At the Tehran Book Fair it wasn’t Amazon that was advertising but a local firm offering the latest English-language best-sellers ─ bought and sold on at around three times the original online price.
The same applies to other Western goods, be it smartphones, cosmetics or clothes. Traders, lacking open competition, jack up prices and cash in on demand.
For Mohammad Gholi Yousefi, an economics professor at Allameh Tabatabai University in Tehran, the nuclear agreement can only be positive, bringing better deals and more choice.
“The economy is like a phone line and the more countries you have a connection with, the better trade can be,” he said. “If goods are imported freely, we can have constructive relationships with the manufacturing countries in Europe or America and get rid of the middlemen.”
Iranian President Hassan Rouhani made the same point when pushing for a nuclear deal, saying in April that sanctions-busters operating in the black market “should now think about a new job.”
A combination of UN, US and European measures imposed since 2006, dubbed by experts as the world’s most sophisticated sanctions regime, has frozen Iran out of the world’s formal economy.
But with a population of 78 million, the country is seen as untapped. Since nuclear talks restarted in 2013, Western companies have visited Tehran in droves. Contractual tie-ups are now expected.
Young tech-savvy market:
Iran already has online retailers, such as Digikala, and a domestic debit card system has shown the potential that can be unlocked when the barriers to international transactions come down.
As sanctions end, Iran will also gain access to modern technology and equipment previously deemed off limits that could transform its oil sector, manufacturing and other industries.
But for retailers it is the country’s young and technologically savvy population that has long-term potential ─ 56 per cent are aged under 30 and most are avid users of the latest Western technology.
An unlocked iPhone 6, usually imported from Turkey or Dubai, can be bought for 28.5 million rials ($850) in Tehran ─ compared to $750 plus tax in the United States ─ but problems often start the moment it is switched on.
“We cannot pay for apps because of the sanctions, so it’ll be much better if they end,” said Sarah Derakshan, a 30-year-old English teacher, who relied on a friend in Canada to register an Apple Store account for her.
And one of her friends, whose iPhone bent after purchase, had a headache trying to get it repaired as he didn’t have an official Apple warranty.
“The shopkeeper charged him $100 for a domestic warranty but the insurance company said it wasn’t valid.

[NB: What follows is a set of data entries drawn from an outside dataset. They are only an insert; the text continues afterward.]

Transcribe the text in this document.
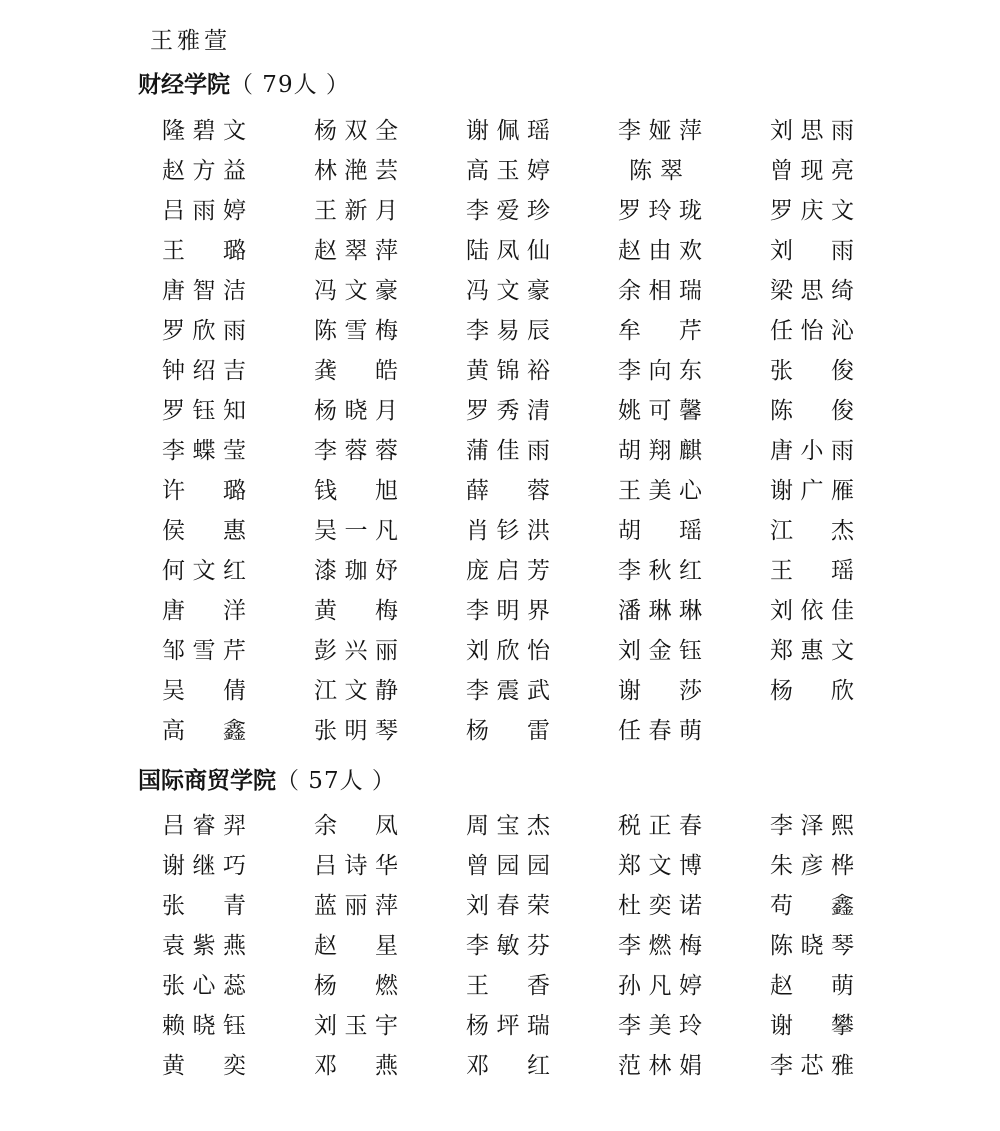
王雅萱
财经学院（ 79人 ）
隆 碧 文	杨 双 全	谢 佩 瑶	李 娅 萍	刘 思 雨
赵 方 益	林 滟 芸	高 玉 婷	陈翠	曾 现 亮
吕 雨 婷	王 新 月	李 爱 珍	罗 玲 珑	罗 庆 文
王 璐	赵 翠 萍	陆 凤 仙	赵 由 欢	刘 雨
唐 智 洁	冯 文 豪	冯 文 豪	余 相 瑞	梁 思 绮
罗 欣 雨	陈 雪 梅	李 易 辰	牟 芹	任 怡 沁
钟 绍 吉	龚 皓	黄 锦 裕	李 向 东	张 俊
罗 钰 知	杨 晓 月	罗 秀 清	姚 可 馨	陈 俊
李 蝶 莹	李 蓉 蓉	蒲 佳 雨	胡 翔 麒	唐 小 雨
许 璐	钱 旭	薛 蓉	王 美 心	谢 广 雁
侯 惠	吴 一 凡	肖 钐 洪	胡 瑶	江 杰
何 文 红	漆 珈 妤	庞 启 芳	李 秋 红	王 瑶
唐 洋	黄 梅	李 明 界	潘 琳 琳	刘 依 佳
邹 雪 芹	彭 兴 丽	刘 欣 怡	刘 金 钰	郑 惠 文
吴 倩	江 文 静	李 震 武	谢 莎	杨 欣
高 鑫	张 明 琴	杨 雷	任 春 萌
国际商贸学院（ 57人 ）
吕 睿 羿	余 凤	周 宝 杰	税 正 春	李 泽 熙
谢 继 巧	吕 诗 华	曾 园 园	郑 文 博	朱 彦 桦
张 青	蓝 丽 萍	刘 春 荣	杜 奕 诺	苟 鑫
袁 紫 燕	赵 星	李 敏 芬	李 燃 梅	陈 晓 琴
张 心 蕊	杨 燃	王 香	孙 凡 婷	赵 萌
赖 晓 钰	刘 玉 宇	杨 坪 瑞	李 美 玲	谢 攀
黄 奕	邓 燕	邓 红	范 林 娟	李 芯 雅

Eventually, he had to sue the shopkeeper to get a new phone.”
Although some officials in Tehran play down the impact of sanctions, Rouhani’s government has admitted the damage caused and said only their removal can speed much-needed foreign investment.
In contrast, as sanctions stacked up on Rouhani’s predecessor, Mahmoud Ahmadinejad, Iran relied more and more on what was dubbed the “revolutionary economy”, of domestic production.
Iran’s economy grew by three per cent last year, but with 25 per cent of graduates unemployed and inflation still at 15 per cent, the recovery remains vulnerable to low oil prices.
Recent years saw the economy reel after it was cut off from the SWIFT banking system of transfers in 2012, leaving Iranian businesses isolated from international finance.
When banking curbs are removed under the nuclear deal, Iranian firms ─ many of which have money frozen in foreign accounts ─ stand not only to get it back but also to benefit from easier transactions.